I have to put her on a plane in St. Louis back to Ohio on November 4. We’ll go up a day early so she can meet Brother Mark, Robin and Friend Shari and do some sightseeing.
I promised I’d bring along some alcohol wipes to clean off an area of the stainless steel Gateway Arch so she could lick it, something that all first-time visitors are supposed to do.
She and I will be at Annie Laurie’s on Broadway on First Friday, November 1. I’ll have Snapshots of Cape Girardeau calendars and the Smelterville book with me. Laurie says she’ll have cookies and hot cider.
Maybe you can help me come up with other quaint Missouri customs like arch-licking that I can share with our Ohio visitor.
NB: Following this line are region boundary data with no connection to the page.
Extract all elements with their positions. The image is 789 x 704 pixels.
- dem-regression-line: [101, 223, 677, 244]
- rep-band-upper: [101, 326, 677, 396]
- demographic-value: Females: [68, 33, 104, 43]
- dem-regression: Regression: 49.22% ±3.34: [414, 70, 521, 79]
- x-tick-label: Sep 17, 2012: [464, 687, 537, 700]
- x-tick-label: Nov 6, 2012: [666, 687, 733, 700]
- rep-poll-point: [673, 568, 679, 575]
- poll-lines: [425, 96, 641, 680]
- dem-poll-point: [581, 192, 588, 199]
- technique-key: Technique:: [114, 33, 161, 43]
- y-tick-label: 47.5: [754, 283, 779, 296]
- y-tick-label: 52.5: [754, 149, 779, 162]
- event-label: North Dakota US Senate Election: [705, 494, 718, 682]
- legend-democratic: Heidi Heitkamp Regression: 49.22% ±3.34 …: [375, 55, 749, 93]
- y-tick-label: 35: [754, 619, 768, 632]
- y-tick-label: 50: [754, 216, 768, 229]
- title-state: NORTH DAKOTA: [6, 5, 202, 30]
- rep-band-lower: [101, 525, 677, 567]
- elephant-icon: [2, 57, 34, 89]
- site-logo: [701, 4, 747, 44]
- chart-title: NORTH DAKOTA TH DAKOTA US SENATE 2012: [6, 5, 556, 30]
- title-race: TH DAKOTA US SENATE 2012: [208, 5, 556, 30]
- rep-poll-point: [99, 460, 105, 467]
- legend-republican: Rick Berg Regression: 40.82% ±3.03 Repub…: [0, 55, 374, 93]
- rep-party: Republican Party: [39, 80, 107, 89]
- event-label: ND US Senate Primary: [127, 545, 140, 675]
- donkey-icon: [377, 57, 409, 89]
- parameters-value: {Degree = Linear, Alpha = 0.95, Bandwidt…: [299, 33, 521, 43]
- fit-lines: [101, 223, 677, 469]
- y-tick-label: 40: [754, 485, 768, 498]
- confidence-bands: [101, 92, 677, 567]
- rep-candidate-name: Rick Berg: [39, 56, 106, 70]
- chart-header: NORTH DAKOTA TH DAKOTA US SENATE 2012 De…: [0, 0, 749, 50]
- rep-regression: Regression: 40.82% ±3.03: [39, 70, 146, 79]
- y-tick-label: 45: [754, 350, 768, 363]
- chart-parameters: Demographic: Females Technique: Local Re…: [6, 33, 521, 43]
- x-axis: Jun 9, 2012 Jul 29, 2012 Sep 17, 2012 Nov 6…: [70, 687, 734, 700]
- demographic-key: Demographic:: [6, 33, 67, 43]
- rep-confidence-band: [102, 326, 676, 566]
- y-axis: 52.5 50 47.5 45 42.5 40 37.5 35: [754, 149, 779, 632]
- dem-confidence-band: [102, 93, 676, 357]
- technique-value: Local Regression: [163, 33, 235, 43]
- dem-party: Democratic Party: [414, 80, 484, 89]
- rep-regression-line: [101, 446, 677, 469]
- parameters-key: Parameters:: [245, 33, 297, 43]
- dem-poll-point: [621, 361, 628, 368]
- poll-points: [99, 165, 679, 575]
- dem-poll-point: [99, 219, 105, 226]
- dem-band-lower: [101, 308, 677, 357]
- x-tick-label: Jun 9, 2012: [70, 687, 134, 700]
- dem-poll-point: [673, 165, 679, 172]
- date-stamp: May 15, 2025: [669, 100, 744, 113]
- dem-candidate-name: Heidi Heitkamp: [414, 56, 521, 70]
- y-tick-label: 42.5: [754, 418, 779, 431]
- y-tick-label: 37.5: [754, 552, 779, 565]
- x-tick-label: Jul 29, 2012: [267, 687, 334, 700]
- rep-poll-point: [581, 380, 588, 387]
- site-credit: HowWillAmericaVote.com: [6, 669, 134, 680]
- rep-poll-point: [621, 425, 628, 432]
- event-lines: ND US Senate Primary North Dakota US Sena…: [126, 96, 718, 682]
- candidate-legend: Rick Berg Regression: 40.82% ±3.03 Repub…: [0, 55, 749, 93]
I’ve found that she is willing to try just about anything once.
Perry County is experiencing a bumper crop of tomatoes this summer, so I was a little uneasy about facing an audience at the Lutheran Heritage Center and Museum in Altenburg. Folks up in the ridges aren’t shy about expressing their opinions, and I was hoping not to come home dripping rotten tomato juice.
The purpose of my visit was to have the audience help narrow down some print selections for an exhibit this fall and for me to gauge response to to my talk about regional photography.
I didn’t do a head count, but museum director Carla Jordan said about 40 people attended, about twice what we had anticipated. It was a good group. I went longer than planned, but I didn’t hear any snoring and I didn’t hear any boards creaking that would have given away anyone who tried to sneak out early.
Brother Mark and his friend Robin Hirsch came down from St. Louis. Robin was kind enough to shoot a couple of these photos.
Joanne Holley, in the front row, left, is the last resident of Wittenberg. Her husband, Dave Holley, storyteller extraordinaire, died April 11, 2012. Two of the videos featured him and one was dedicated to him. Her daughter, Kristie, and her grandson are also in the row.
Cape photographer Tom Neumeyer stopped by to talk technique and share shooting war stories. Central High School Class of ’66 classmate Dick McLard reminded me that Thursday is the monthly brunch, but I have other commitments that day. Wife Lila would certainly be there if she was in town.
Carla’s introduction was so flattering that I wondered if she had grabbed my eulogy by mistake. Warren Schmidt was equally kind at the end of the evening. Gerard Fiehler humped stuff out of my car and helped get the speakers working.
Mother is an old hand at the museum, but this was Friend Shari’s mother’s first visit. LaFern Stiver admitted that she didn’t know how she was going to occupy herself in what she thought was going to be a tiny, small-town museum since I had to go a couple hours early to set up. She was pleasantly surprised to see what a great job Carla and her staff do in pulling together the exhibits.
If you’re in LaFern’s bridge club, don’t be surprised to find yourself being hauled up to Altenburg one of these days. (Shari couldn’t make it down from St. Louis. She said something about a sick cat. That sounds vaguely familiar. I think she may have used that same excuse when we were in high school.)